Debar jantungku semakin mengencang, dadaku semakin sesak,
tapi mataku semakin segar memandang seseorang di depanku. Kubuka
kerudung jumper abu-abu bercorak coklat yang menutupi kepalaku.
“manis” satu kata yang aku ingat saat dia tersenyum padaku.
Senyumannya membuatku semakin ingin mengenalnya lebih jauh.
Andai saja bibir itu selalu didepanku, mungkin aku mati rasa tak bisa
bibirku ini berkata apapun. Hanya mataku yang berbicara kepadanya
mencoba mengatakan “kalau aku menyukai dirimu”.

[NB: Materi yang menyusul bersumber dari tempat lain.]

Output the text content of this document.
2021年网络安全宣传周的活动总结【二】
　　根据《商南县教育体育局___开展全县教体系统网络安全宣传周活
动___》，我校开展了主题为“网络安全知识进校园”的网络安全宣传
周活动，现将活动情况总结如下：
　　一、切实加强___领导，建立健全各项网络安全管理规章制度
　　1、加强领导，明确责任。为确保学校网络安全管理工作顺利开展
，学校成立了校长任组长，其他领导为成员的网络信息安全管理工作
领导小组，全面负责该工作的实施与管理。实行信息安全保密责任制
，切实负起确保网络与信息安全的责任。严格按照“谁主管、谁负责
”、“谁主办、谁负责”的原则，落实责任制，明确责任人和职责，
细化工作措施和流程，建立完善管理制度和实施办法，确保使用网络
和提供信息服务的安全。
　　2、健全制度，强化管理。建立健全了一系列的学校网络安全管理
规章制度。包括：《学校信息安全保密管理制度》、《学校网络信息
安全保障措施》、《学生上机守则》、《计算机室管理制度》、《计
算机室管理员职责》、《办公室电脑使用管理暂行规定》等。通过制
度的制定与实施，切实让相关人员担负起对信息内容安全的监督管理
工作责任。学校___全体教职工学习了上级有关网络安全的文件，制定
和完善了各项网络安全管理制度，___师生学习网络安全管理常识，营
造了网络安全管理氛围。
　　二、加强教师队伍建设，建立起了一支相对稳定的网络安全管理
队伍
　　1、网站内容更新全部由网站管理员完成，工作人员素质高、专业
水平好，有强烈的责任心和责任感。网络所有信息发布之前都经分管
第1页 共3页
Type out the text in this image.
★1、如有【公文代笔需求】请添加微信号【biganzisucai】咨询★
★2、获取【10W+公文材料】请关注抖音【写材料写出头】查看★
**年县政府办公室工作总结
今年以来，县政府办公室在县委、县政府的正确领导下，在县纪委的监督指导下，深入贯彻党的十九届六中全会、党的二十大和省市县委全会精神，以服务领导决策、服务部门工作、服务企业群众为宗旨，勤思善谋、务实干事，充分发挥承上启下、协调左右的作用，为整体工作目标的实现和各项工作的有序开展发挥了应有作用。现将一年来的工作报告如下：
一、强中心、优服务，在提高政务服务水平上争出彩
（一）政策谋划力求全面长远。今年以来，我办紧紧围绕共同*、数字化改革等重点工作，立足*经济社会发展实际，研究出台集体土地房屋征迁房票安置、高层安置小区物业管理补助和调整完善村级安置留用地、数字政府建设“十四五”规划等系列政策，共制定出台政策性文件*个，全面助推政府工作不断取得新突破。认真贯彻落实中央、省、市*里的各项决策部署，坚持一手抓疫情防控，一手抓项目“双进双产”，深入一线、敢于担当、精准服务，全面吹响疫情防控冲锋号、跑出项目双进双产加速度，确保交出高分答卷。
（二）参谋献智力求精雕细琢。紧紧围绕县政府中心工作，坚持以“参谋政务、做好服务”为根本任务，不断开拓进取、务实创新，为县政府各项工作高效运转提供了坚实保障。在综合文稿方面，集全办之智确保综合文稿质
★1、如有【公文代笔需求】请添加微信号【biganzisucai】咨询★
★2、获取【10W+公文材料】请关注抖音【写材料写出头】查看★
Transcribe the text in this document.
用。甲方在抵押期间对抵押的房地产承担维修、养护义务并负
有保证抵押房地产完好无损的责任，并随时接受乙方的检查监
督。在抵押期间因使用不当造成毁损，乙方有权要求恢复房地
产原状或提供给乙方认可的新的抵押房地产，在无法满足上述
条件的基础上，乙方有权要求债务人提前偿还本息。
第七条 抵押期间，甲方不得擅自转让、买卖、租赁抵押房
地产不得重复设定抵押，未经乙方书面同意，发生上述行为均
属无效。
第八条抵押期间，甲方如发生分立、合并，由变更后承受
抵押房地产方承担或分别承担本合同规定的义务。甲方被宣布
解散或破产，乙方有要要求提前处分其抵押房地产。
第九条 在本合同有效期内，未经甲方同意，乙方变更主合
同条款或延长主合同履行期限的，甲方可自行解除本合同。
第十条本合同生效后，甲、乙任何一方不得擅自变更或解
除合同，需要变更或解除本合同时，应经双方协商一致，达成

“hai” kata yang kudengar dari bibir manis itu menggoyangkan
gendang telingaku, meskipun nada bicaranya sebenarnya terdengar
aneh, kata “hai” berubah jadi “ghaiii” karena memang cara bicaranya
yang khas seakan kata-kata itu digigit, tapi bagiku terdengar seperti
nyanyian burung menyambut mentari yang membangunkan bumi dari
tidurnya. Mungkinkah ini cinta yang kembali kurasakan, seakan aku ini
tak normal lagi, andai kata aku ini logam mulia yang dalam suatu tabel
periodik unsur terletak di golongan B yang biasanya berbentuk padatan
dan keras seperti emas, nikel, besi, namun aku ini adalah logam yang
berbentuk cair yakni Raksa (Hg).
“kiki… kiki… dan kiki…” seseorang yang selalu membayangi
fikiranku saat ini. Ingin segera aku memilikinya, tapi mungkinkah aku
bisa. Aku yang tak sebanding dengan dirinya secara fisik, membuat
malu dirinya saja kalau aku menjadi kekasihnya. Tapi bukan diriku
kalau aku begitu mudah menyerah, kalah sebelum berperang. Kata
teman-temanku aku seorang yang ambisius, apapun yang aku inginkan
itu harus aku lakuin dan aku dapatkan. Urusan efek samping aku tak
terlalu memperdulikannya. Yang penting di jalani dulu saja, kalah atau
menang, sedih atau senang, baik atau buruk pasti ada jalan untuk
menyelesaikannya.
Burung cendrawasih
Langkahnya mengayun lembut melambai laksana burung
cendrawasih memamerkan tubuhnya yang indah, sekali lagi tersenyum
padaku. Lagi-lagi “manis” kata yang melintas di otakku menyingkirkan
ingatan-ingatan tentang kata-kata ilmiah yang bagiku sangat sulit aku
ingat tapi harus kucoba tetap kuletakan dalam kepala. Kupandangi dia
sejenak sebelum memasuki ruang kelas, kulihat dia menoleh kepadaku
seakan menyalakan lampu hijau diatas kepalaku yang semula berwarna
kelabu. “malam minggu depan aku dijemput ya?” kalimat yang
mungkin diucapkannya lewat pandangannya. Kusambut pandangan itu
dengan kedipan mata menandakan “pasti aku jemput kamu malam
minggu depan”.
Senin, selasa, rabu, kamis, jumat kesempatanku untuk lebih
mengenalnya mencoba lebih mendekatkan aku dengannya, karena
hanya itu kesempatanku bertemu dengannya. Aku bela-belain bolos
tidur di kos-kosan, bangun pagi tiap hari, sampai akupun bolos kuliah
kalau melihat kiki masih duduk sendiri di sebuah sudut kampus,
kuperjuangkan waktuku hanya untuk menemui kiki di kampus.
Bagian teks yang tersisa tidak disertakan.